- Comune di Narbolia
- Narbolia Location within Sardinia
- Coordinates: 40°3′N 8°35′E﻿ / ﻿40.050°N 8.583°E
- Country: Italy
- Region: Sardinia
- Province: Province of Oristano (OR)

Area
- • Total: 40.5 km^{2} (15.6 sq mi)

Population (Dec. 2017)
- • Total: 1,784
- • Density: 44.0/km^{2} (114/sq mi)
- Time zone: UTC+1 (CET)
- • Summer (DST): UTC+2 (CEST)
- Postal code: 09070
- Dialing code: 0783

= Narbolia =

Narbolia (Narabuìa) is a comune (municipality) in the Province of Oristano in the Italian region Sardinia, located about 100 km, northwest of Cagliari and about 15 km, north of Oristano.

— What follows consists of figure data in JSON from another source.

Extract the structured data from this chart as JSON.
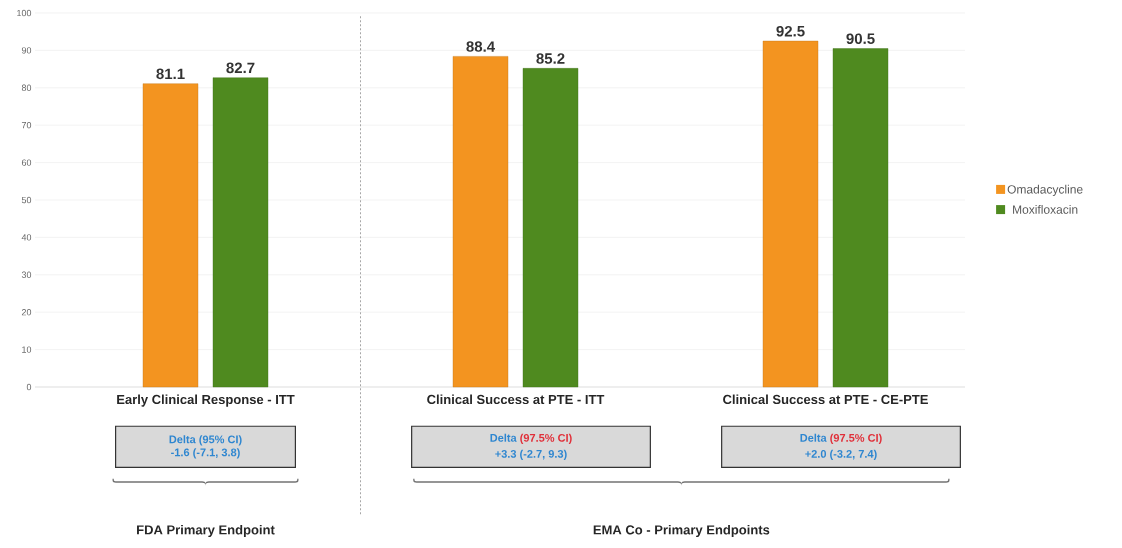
{
  "chart_data": {
    "type": "bar",
    "categories": [
      "Early Clinical  Response - ITT",
      "Clinical Success at PTE - ITT",
      "Clinical Success at PTE - CE-PTE"
    ],
    "series": [
      {
        "name": "Omadacycline",
        "color": "#f39420",
        "values": [
          81.1,
          88.4,
          92.5
        ]
      },
      {
        "name": "Moxifloxacin",
        "color": "#4f8a1f",
        "values": [
          82.7,
          85.2,
          90.5
        ]
      }
    ],
    "ylim": [
      0,
      100
    ],
    "yticks": [
      0,
      10,
      20,
      30,
      40,
      50,
      60,
      70,
      80,
      90,
      100
    ],
    "grid": "y",
    "legend": "right",
    "data_labels": true,
    "annotations": [
      "Delta",
      "(95% CI)",
      "-1.6 (-7.1, 3.8)",
      "Delta",
      "(97.5% CI)",
      "+3.3 (-2.7, 9.3)",
      "Delta",
      "(97.5% CI)",
      "+2.0 (-3.2, 7.4)",
      "FDA Primary Endpoint",
      "EMA Co - Primary Endpoints"
    ]
  }
}
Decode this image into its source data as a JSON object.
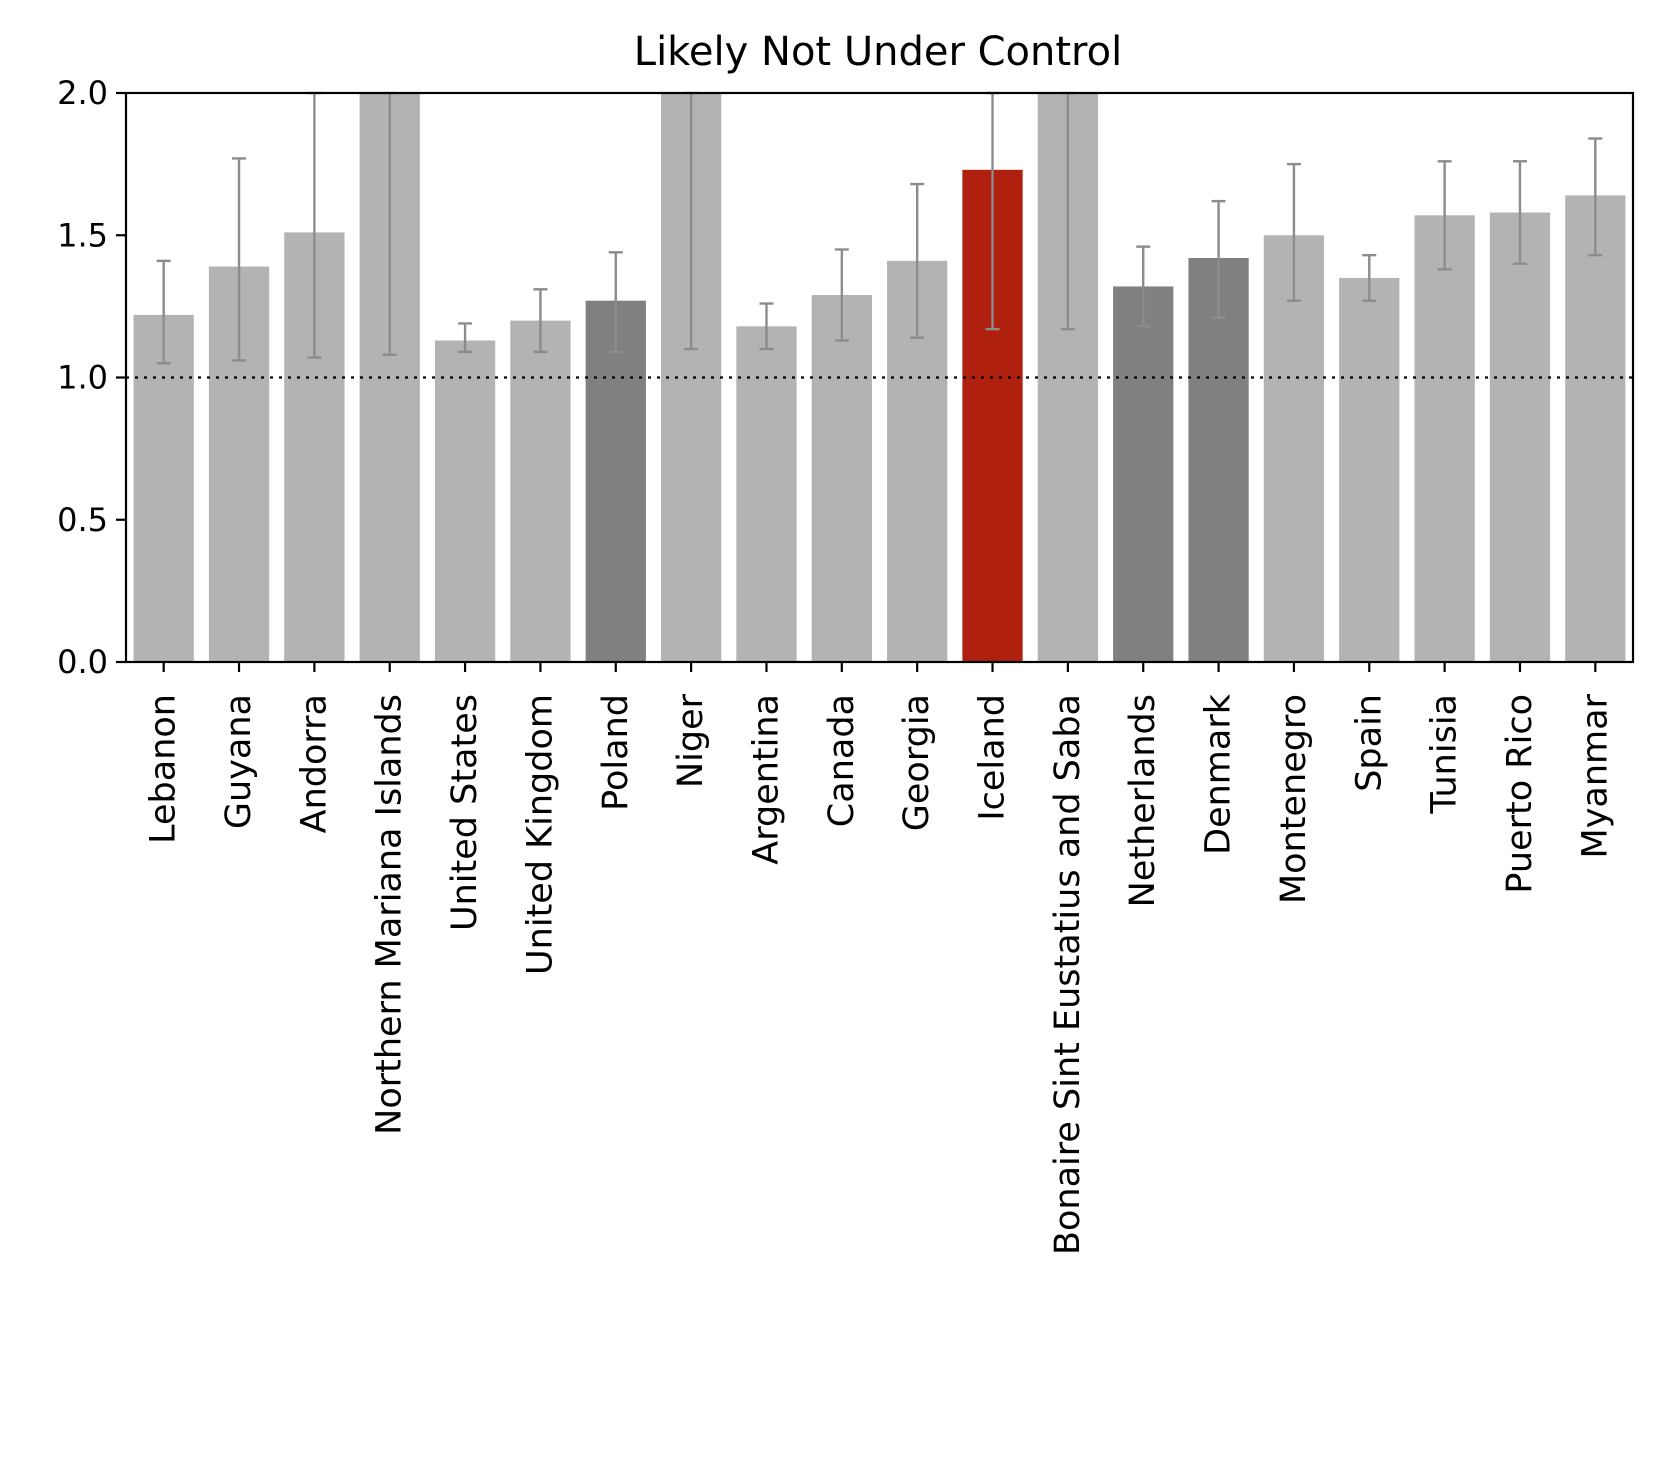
{
  "chart_data": {
    "type": "bar",
    "title": "Likely Not Under Control",
    "xlabel": "",
    "ylabel": "",
    "ylim": [
      0,
      2.0
    ],
    "yticks": [
      "0.0",
      "0.5",
      "1.0",
      "1.5",
      "2.0"
    ],
    "reference_line": 1.0,
    "grid": false,
    "legend": "none",
    "categories": [
      "Lebanon",
      "Guyana",
      "Andorra",
      "Northern Mariana Islands",
      "United States",
      "United Kingdom",
      "Poland",
      "Niger",
      "Argentina",
      "Canada",
      "Georgia",
      "Iceland",
      "Bonaire Sint Eustatius and Saba",
      "Netherlands",
      "Denmark",
      "Montenegro",
      "Spain",
      "Tunisia",
      "Puerto Rico",
      "Myanmar"
    ],
    "values": [
      1.22,
      1.39,
      1.51,
      2.0,
      1.13,
      1.2,
      1.27,
      2.0,
      1.18,
      1.29,
      1.41,
      1.73,
      2.0,
      1.32,
      1.42,
      1.5,
      1.35,
      1.57,
      1.58,
      1.64
    ],
    "error_low": [
      1.05,
      1.06,
      1.07,
      1.08,
      1.09,
      1.09,
      1.09,
      1.1,
      1.1,
      1.13,
      1.14,
      1.17,
      1.17,
      1.18,
      1.21,
      1.27,
      1.27,
      1.38,
      1.4,
      1.43
    ],
    "error_high": [
      1.41,
      1.77,
      2.0,
      2.0,
      1.19,
      1.31,
      1.44,
      2.0,
      1.26,
      1.45,
      1.68,
      2.0,
      2.0,
      1.46,
      1.62,
      1.75,
      1.43,
      1.76,
      1.76,
      1.84
    ],
    "bar_colors": [
      "#b3b3b3",
      "#b3b3b3",
      "#b3b3b3",
      "#b3b3b3",
      "#b3b3b3",
      "#b3b3b3",
      "#808080",
      "#b3b3b3",
      "#b3b3b3",
      "#b3b3b3",
      "#b3b3b3",
      "#b0200e",
      "#b3b3b3",
      "#808080",
      "#808080",
      "#b3b3b3",
      "#b3b3b3",
      "#b3b3b3",
      "#b3b3b3",
      "#b3b3b3"
    ],
    "error_color": "#8c8c8c"
  }
}
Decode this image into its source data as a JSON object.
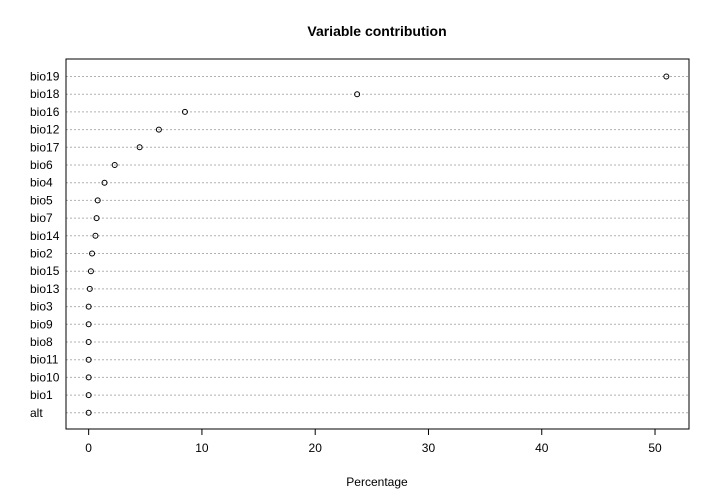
{
  "chart_data": {
    "type": "scatter",
    "title": "Variable contribution",
    "xlabel": "Percentage",
    "ylabel": "",
    "xlim": [
      -2,
      53
    ],
    "xticks": [
      0,
      10,
      20,
      30,
      40,
      50
    ],
    "grid": "horizontal-dashed",
    "categories": [
      "bio19",
      "bio18",
      "bio16",
      "bio12",
      "bio17",
      "bio6",
      "bio4",
      "bio5",
      "bio7",
      "bio14",
      "bio2",
      "bio15",
      "bio13",
      "bio3",
      "bio9",
      "bio8",
      "bio11",
      "bio10",
      "bio1",
      "alt"
    ],
    "values": [
      51.0,
      23.7,
      8.5,
      6.2,
      4.5,
      2.3,
      1.4,
      0.8,
      0.7,
      0.6,
      0.3,
      0.2,
      0.1,
      0.0,
      0.0,
      0.0,
      0.0,
      0.0,
      0.0,
      0.0
    ]
  }
}
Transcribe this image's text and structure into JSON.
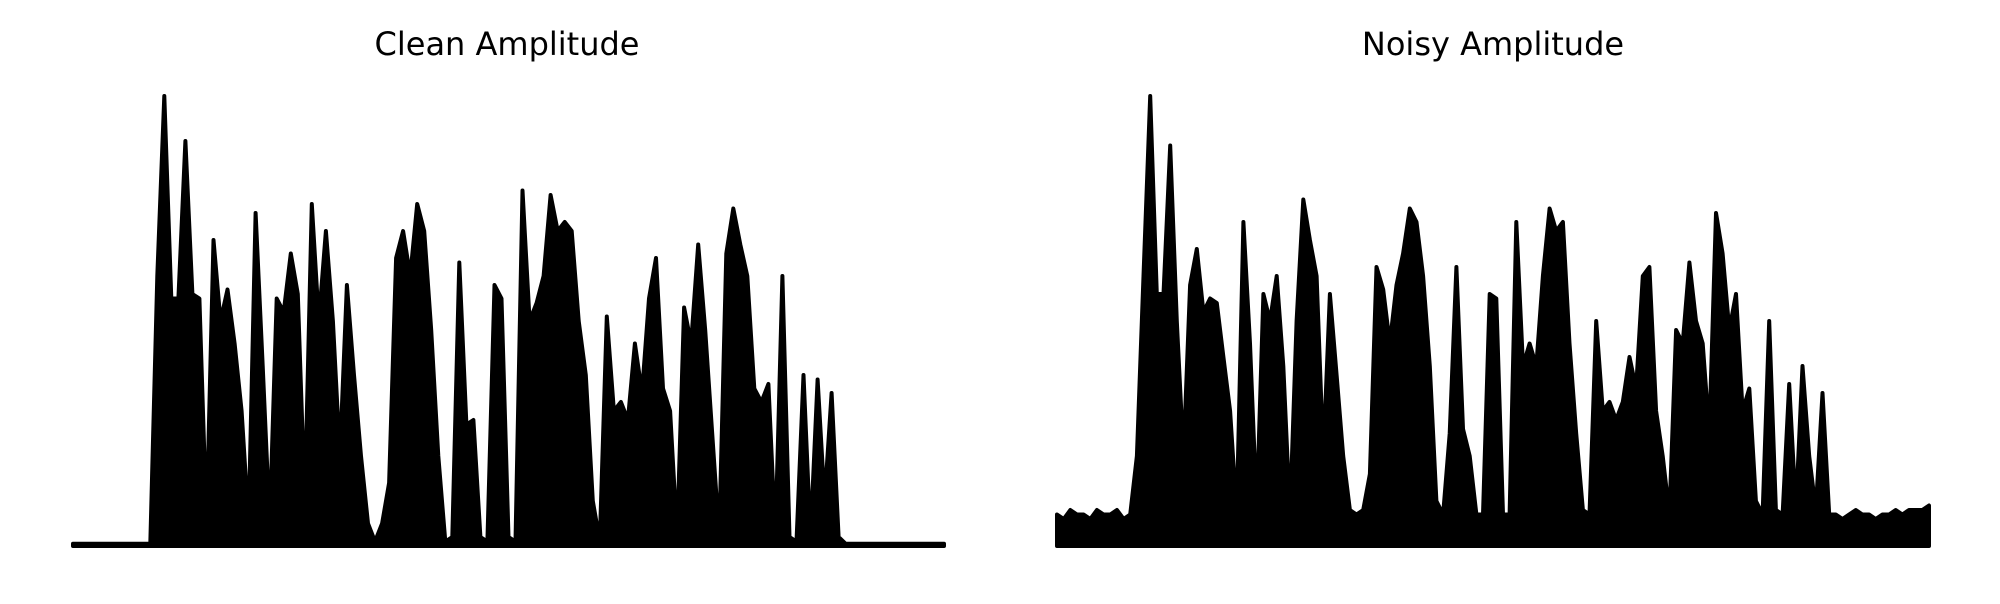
{
  "chart_data": [
    {
      "type": "area",
      "title": "Clean Amplitude",
      "color": "#000000",
      "values": [
        0.005,
        0.005,
        0.005,
        0.005,
        0.005,
        0.005,
        0.005,
        0.005,
        0.005,
        0.005,
        0.005,
        0.005,
        0.6,
        1.0,
        0.55,
        0.55,
        0.9,
        0.56,
        0.55,
        0.05,
        0.68,
        0.5,
        0.57,
        0.45,
        0.3,
        0.05,
        0.74,
        0.4,
        0.05,
        0.55,
        0.52,
        0.65,
        0.56,
        0.1,
        0.76,
        0.5,
        0.7,
        0.5,
        0.2,
        0.58,
        0.38,
        0.2,
        0.05,
        0.01,
        0.05,
        0.14,
        0.64,
        0.7,
        0.6,
        0.76,
        0.7,
        0.48,
        0.2,
        0.01,
        0.02,
        0.63,
        0.27,
        0.28,
        0.02,
        0.01,
        0.58,
        0.55,
        0.02,
        0.01,
        0.79,
        0.5,
        0.54,
        0.6,
        0.78,
        0.7,
        0.72,
        0.7,
        0.5,
        0.38,
        0.1,
        0.01,
        0.51,
        0.3,
        0.32,
        0.28,
        0.45,
        0.34,
        0.55,
        0.64,
        0.35,
        0.3,
        0.02,
        0.53,
        0.45,
        0.67,
        0.48,
        0.25,
        0.02,
        0.65,
        0.75,
        0.67,
        0.6,
        0.35,
        0.32,
        0.36,
        0.02,
        0.6,
        0.02,
        0.01,
        0.38,
        0.02,
        0.37,
        0.1,
        0.34,
        0.02,
        0.005,
        0.005,
        0.005,
        0.005,
        0.005,
        0.005,
        0.005,
        0.005,
        0.005,
        0.005,
        0.005,
        0.005,
        0.005,
        0.005,
        0.005
      ]
    },
    {
      "type": "area",
      "title": "Noisy Amplitude",
      "color": "#000000",
      "values": [
        0.07,
        0.06,
        0.08,
        0.07,
        0.07,
        0.06,
        0.08,
        0.07,
        0.07,
        0.08,
        0.06,
        0.07,
        0.2,
        0.6,
        1.0,
        0.56,
        0.56,
        0.89,
        0.5,
        0.2,
        0.58,
        0.66,
        0.52,
        0.55,
        0.54,
        0.42,
        0.3,
        0.07,
        0.72,
        0.45,
        0.08,
        0.56,
        0.5,
        0.6,
        0.4,
        0.07,
        0.5,
        0.77,
        0.68,
        0.6,
        0.2,
        0.56,
        0.38,
        0.2,
        0.08,
        0.07,
        0.08,
        0.16,
        0.62,
        0.57,
        0.45,
        0.58,
        0.65,
        0.75,
        0.72,
        0.6,
        0.4,
        0.1,
        0.07,
        0.25,
        0.62,
        0.26,
        0.2,
        0.07,
        0.07,
        0.56,
        0.55,
        0.07,
        0.07,
        0.72,
        0.4,
        0.45,
        0.4,
        0.6,
        0.75,
        0.7,
        0.72,
        0.45,
        0.25,
        0.08,
        0.07,
        0.5,
        0.3,
        0.32,
        0.28,
        0.32,
        0.42,
        0.35,
        0.6,
        0.62,
        0.3,
        0.2,
        0.07,
        0.48,
        0.45,
        0.63,
        0.5,
        0.45,
        0.25,
        0.74,
        0.65,
        0.48,
        0.56,
        0.3,
        0.35,
        0.1,
        0.07,
        0.5,
        0.08,
        0.07,
        0.36,
        0.08,
        0.4,
        0.2,
        0.08,
        0.34,
        0.07,
        0.07,
        0.06,
        0.07,
        0.08,
        0.07,
        0.07,
        0.06,
        0.07,
        0.07,
        0.08,
        0.07,
        0.08,
        0.08,
        0.08,
        0.09
      ]
    }
  ]
}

As of 31 December 2016, it had a population of 1,784 and an area of 40.5 km2.
This comune is famous in Sardinia for the "Zippole"; a typical food for carnival in Italian "carnevale". There is an 18-hole golf course set in the pine forest with a five star hotel with a beach 6 km long.

Narbolia borders the following municipalities: Cuglieri, Riola Sardo, San Vero Milis, Seneghe, Milis, Putzu Idu.